Nachdem die Firmware (BIOS/UEFI) den Bootloader geladen hat, übernimmt der Kernel die Kontrolle. Doch um Geräte anzusprechen und das Root-Dateisystem einzubinden, braucht der Kernel Unterstützung: das initramfs. Wer diese beiden Komponenten versteht, kann Bootprobleme gezielt eingrenzen und lösen.
Kernel beim Start
- Initialisiert CPU, Speicher, I/O-Geräte
- Lädt Treiber für grundlegende Hardware
- Wechselt vom Real Mode (Firmware) in den Protected Mode (vollständiger Kernelbetrieb)
- Bereitet die Übergabe an das Init-System vor
initrd vs. initramfs
Beide stellen ein temporäres Root-Dateisystem bereit, um Treiber und Tools vor dem eigentlichen Root-FS verfügbar zu machen.
- initrd (Initial RAM Disk): Älteres Konzept, Disk-Image im Blockformat
- initramfs (Initial RAM Filesystem): Moderner Standard, basiert auf cpio-Archiv im Speicher, flexibler und schneller
Ohne initramfs könnte ein Kernel z. B. keine verschlüsselten Partitionen, LVM oder RAID-Systeme einbinden, bevor das Root-Dateisystem verfügbar ist.
Praktische Befehle
dmesg | less # Kernelmeldungen durchsuchen
dmesg | grep -i initramfs # zeigt Einträge zur Initial RAM Filesystem
journalctl -b # Logs des aktuellen Boots
journalctl -b -1 # Logs des vorherigen Boots
lsinitramfs /boot/initrd.img-$(uname -r) # Inhalt des initramfs ansehen (Debian/Ubuntu)
lsinitrd /boot/initramfs-$(uname -r).img # Inhalt ansehen (RHEL/Fedora/SUSE)

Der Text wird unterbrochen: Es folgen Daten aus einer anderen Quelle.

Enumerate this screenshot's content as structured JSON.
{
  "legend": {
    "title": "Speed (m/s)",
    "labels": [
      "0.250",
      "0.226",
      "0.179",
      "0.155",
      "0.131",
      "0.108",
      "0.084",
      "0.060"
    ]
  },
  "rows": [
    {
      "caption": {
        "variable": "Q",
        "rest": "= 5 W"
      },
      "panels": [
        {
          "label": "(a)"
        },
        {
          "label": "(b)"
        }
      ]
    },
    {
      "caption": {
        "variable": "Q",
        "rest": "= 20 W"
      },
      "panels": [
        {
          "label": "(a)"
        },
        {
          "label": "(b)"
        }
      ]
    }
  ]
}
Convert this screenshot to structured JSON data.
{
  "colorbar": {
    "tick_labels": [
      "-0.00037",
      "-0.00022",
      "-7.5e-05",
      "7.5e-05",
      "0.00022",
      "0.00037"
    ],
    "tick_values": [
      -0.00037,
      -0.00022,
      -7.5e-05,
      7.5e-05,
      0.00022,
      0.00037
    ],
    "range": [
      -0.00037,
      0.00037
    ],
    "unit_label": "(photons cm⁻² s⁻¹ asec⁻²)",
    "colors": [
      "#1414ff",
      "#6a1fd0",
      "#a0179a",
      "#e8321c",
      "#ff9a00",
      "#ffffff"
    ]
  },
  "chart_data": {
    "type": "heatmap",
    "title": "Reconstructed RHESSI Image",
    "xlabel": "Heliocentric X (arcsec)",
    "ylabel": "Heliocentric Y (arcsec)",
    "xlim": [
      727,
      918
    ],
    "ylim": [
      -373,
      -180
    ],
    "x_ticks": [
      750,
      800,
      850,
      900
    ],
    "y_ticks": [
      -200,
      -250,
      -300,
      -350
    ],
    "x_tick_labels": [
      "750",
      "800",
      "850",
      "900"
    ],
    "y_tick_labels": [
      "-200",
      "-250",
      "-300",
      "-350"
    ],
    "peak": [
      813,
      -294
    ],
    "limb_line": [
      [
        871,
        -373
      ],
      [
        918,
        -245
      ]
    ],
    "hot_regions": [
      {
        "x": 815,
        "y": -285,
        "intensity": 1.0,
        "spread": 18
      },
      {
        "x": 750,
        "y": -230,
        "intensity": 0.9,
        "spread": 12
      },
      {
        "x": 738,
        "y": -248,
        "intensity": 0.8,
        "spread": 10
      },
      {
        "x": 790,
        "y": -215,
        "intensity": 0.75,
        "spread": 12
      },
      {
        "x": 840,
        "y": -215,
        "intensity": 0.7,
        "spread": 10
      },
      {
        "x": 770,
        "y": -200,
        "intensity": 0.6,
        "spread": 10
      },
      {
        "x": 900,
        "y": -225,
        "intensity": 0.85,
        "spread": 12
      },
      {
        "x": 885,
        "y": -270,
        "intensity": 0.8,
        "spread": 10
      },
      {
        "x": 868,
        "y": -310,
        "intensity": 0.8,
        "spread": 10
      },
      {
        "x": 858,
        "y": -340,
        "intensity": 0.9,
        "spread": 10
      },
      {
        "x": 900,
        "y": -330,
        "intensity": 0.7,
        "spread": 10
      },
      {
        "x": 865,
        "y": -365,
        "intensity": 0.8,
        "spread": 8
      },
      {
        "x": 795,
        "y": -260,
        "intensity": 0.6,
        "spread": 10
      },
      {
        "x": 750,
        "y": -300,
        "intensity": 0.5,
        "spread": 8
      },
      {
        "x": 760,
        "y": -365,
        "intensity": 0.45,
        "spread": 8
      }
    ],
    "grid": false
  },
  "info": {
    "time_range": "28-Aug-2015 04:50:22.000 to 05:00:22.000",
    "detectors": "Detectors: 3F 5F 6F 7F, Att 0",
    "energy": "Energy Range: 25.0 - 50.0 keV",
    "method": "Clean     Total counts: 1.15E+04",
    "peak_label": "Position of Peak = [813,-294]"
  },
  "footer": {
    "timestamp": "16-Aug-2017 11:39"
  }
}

Lerneinheit – Übungsfragen im LPIC-Stil
Frage 1 (Einzelauswahl)
Welche Aufgabe hat das initramfs?
A) Bootloader ersetzen
B) Temporäres Root-Dateisystem bereitstellen, um das eigentliche Root-FS einzubinden
C) Dienste wie SSH starten
D) Kernel kompilieren
Frage 2 (Mehrfachauswahl)
Welche Befehle helfen beim Analysieren des Kernel-Starts?
A) dmesg
B) journalctl -b
C) lsinitramfs
D) ps aux
Frage 3 (Befehlseingabe)
Zeige den Inhalt des initramfs für den aktuell laufenden Kernel auf einem Debian/Ubuntu-System.
Frage 4 (Einzelauswahl)
Was unterscheidet initrd von initramfs?
A) initrd basiert auf Block-Device-Image, initramfs auf cpio-Archiv im Speicher
B) initramfs ist älter und langsamer
C) initrd kann verschlüsselte Partitionen laden, initramfs nicht
D) initramfs ersetzt den Kernel
Frage 5 (Mehrfachauswahl)
Welche Probleme könnten auftreten, wenn das initramfs beschädigt ist?
A) Das Root-Dateisystem kann nicht eingebunden werden
B) Das System bleibt im Kernel-Panic stehen
C) Dienste starten langsamer
D) Netzwerkgeräte verlieren ihre MAC-Adresse
Lösungen & Begründungen
Frage 1: B) initramfs stellt ein temporäres Root-Dateisystem bereit, um Treiber/Module für das echte Root-FS zu laden.
Frage 2: A), B), C). ps aux listet Prozesse, ist aber nicht spezifisch für den Bootvorgang.
Frage 3 (Musterlösung):
lsinitramfs /boot/initrd.img-$(uname -r)
Damit wird das initramfs des aktuell laufenden Kernels angezeigt.
Frage 4: A) initrd = Block-Device-Image, initramfs = cpio-Archiv. Initramfs ist der moderne Standard.
Frage 5: A) und B). Ohne initramfs kann das Root-FS nicht eingebunden werden → Kernel Panic. C) und D) sind nicht direkt betroffen.
Mini-Lernkarte
- Kernel: Initialisiert Hardware, lädt Grundtreiber
- initramfs: temporäres Root-FS (cpio-Archiv)
- Befehle: dmesg, journalctl -b, lsinitramfs/lsinitrd
- Wichtig: notwendig bei verschlüsselten Partitionen, LVM, RAID
Fazit
Kernel und initramfs sind das Herz des Linux-Bootprozesses. Der Kernel bringt die Basis zum Laufen, initramfs sorgt dafür, dass komplexe Setups wie LVM, RAID oder verschlüsselte Systeme überhaupt starten können. Für LPIC-1 ist das Verständnis dieser beiden Bausteine unverzichtbar – und in der Praxis hilft es, Kernel-Panics und Bootfehler gezielt zu beheben.